After several days in Toronto the persistent heat began causing deaths. City morgue staff were forced to work additional hours, and additional gravediggers were hired at Mount Pleasant Cemetery where twenty burials alone took place on July 13. Numerous cemeteries reported a burial rate triple the usual numbers, with casket-makers forced to work into the night to meet demand. Additional hearses had to be brought into the city, and florists reported record sales in connection to the increase in funerals. Instances were also reported of animals dying from the heat including household pets, horses, as well as robins and sparrows. Bell Telephone reported a new high in long-distance calls, likely a result of concern for loved ones as death tolls rose across most of North America.
On the night of July 13, the midday temperature of 95.7°F rose to 100° F (37.7° C) by 7:00pm, and a new record high “low” was set of 80°F (26.7°C). Soon afterwards, however, temperatures slowly began to lower and the heat wave began to abate, with the high on the 15th as low as 90°F (32°C), with forecasts for temperatures in the 80s the rest of the week.
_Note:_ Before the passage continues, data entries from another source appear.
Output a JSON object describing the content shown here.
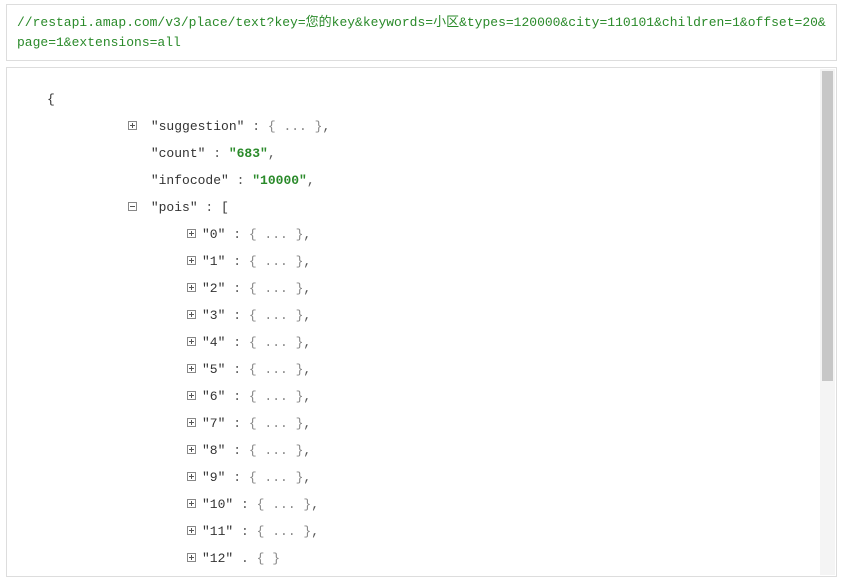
{
  "url": "//restapi.amap.com/v3/place/text?key=您的key&keywords=小区&types=120000&city=110101&children=1&offset=20&page=1&extensions=all",
  "open_brace": "{",
  "fields": {
    "suggestion": {
      "key": "\"suggestion\"",
      "colon": " :  ",
      "value": "{ ... }",
      "comma": ","
    },
    "count": {
      "key": "\"count\"",
      "colon": " :  ",
      "value": "\"683\"",
      "comma": ","
    },
    "infocode": {
      "key": "\"infocode\"",
      "colon": " :  ",
      "value": "\"10000\"",
      "comma": ","
    },
    "pois": {
      "key": "\"pois\"",
      "colon": " :  ",
      "value": "["
    }
  },
  "pois_items": [
    {
      "key": "\"0\"",
      "colon": " :  ",
      "value": "{ ... }",
      "comma": ","
    },
    {
      "key": "\"1\"",
      "colon": " :  ",
      "value": "{ ... }",
      "comma": ","
    },
    {
      "key": "\"2\"",
      "colon": " :  ",
      "value": "{ ... }",
      "comma": ","
    },
    {
      "key": "\"3\"",
      "colon": " :  ",
      "value": "{ ... }",
      "comma": ","
    },
    {
      "key": "\"4\"",
      "colon": " :  ",
      "value": "{ ... }",
      "comma": ","
    },
    {
      "key": "\"5\"",
      "colon": " :  ",
      "value": "{ ... }",
      "comma": ","
    },
    {
      "key": "\"6\"",
      "colon": " :  ",
      "value": "{ ... }",
      "comma": ","
    },
    {
      "key": "\"7\"",
      "colon": " :  ",
      "value": "{ ... }",
      "comma": ","
    },
    {
      "key": "\"8\"",
      "colon": " :  ",
      "value": "{ ... }",
      "comma": ","
    },
    {
      "key": "\"9\"",
      "colon": " :  ",
      "value": "{ ... }",
      "comma": ","
    },
    {
      "key": "\"10\"",
      "colon": " :  ",
      "value": "{ ... }",
      "comma": ","
    },
    {
      "key": "\"11\"",
      "colon": " :  ",
      "value": "{ ... }",
      "comma": ","
    },
    {
      "key": "\"12\"",
      "colon": " .  ",
      "value": "{ }",
      "comma": ""
    }
  ]
}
The high temperatures persisted in other parts of Ontario for several more days, and water use remained restricted in Toronto as the city struggled with low reserves until rains arrived a few days later to replenish the supply.
By July 16th the newspapers declared Toronto’s experience with the heat wave to be over. The reported death toll was 225, the biggest spike in the city’s death rate since the 1918 flu pandemic. It should be noted that this number reflects only the deaths which were directly attributed to the heat, as many physicians would only note the immediate cause of death on the death certificate. July of 1936 also saw many drownings in Toronto, and some newspapers chose to include these deaths in their daily heat wave death toll announcements. The figure would be much higher if one were to include deaths for areas not yet a part of City of Toronto, as numerous deaths were also reported in York Township, Scarborough, and other suburban areas.
The 1936 heat wave is still considered to be the worst heat wave in Canadian history, reportedly killing 1,180 people across Canada. While the heat wave in July of 2011 broke daily records in Toronto, the highs were several degrees lower than the temperatures reported in 1936. While air conditioning is more common now both in homes and in public buildings, today’s Toronto also has a Hot Weather Response Plan[pdf] which features many components, including official city Cooling Centres. While contemporary heat waves can still disrupt Toronto life and cause deaths, it is unlikely that a heat wave of similar severity would cause the same mortality statistics today.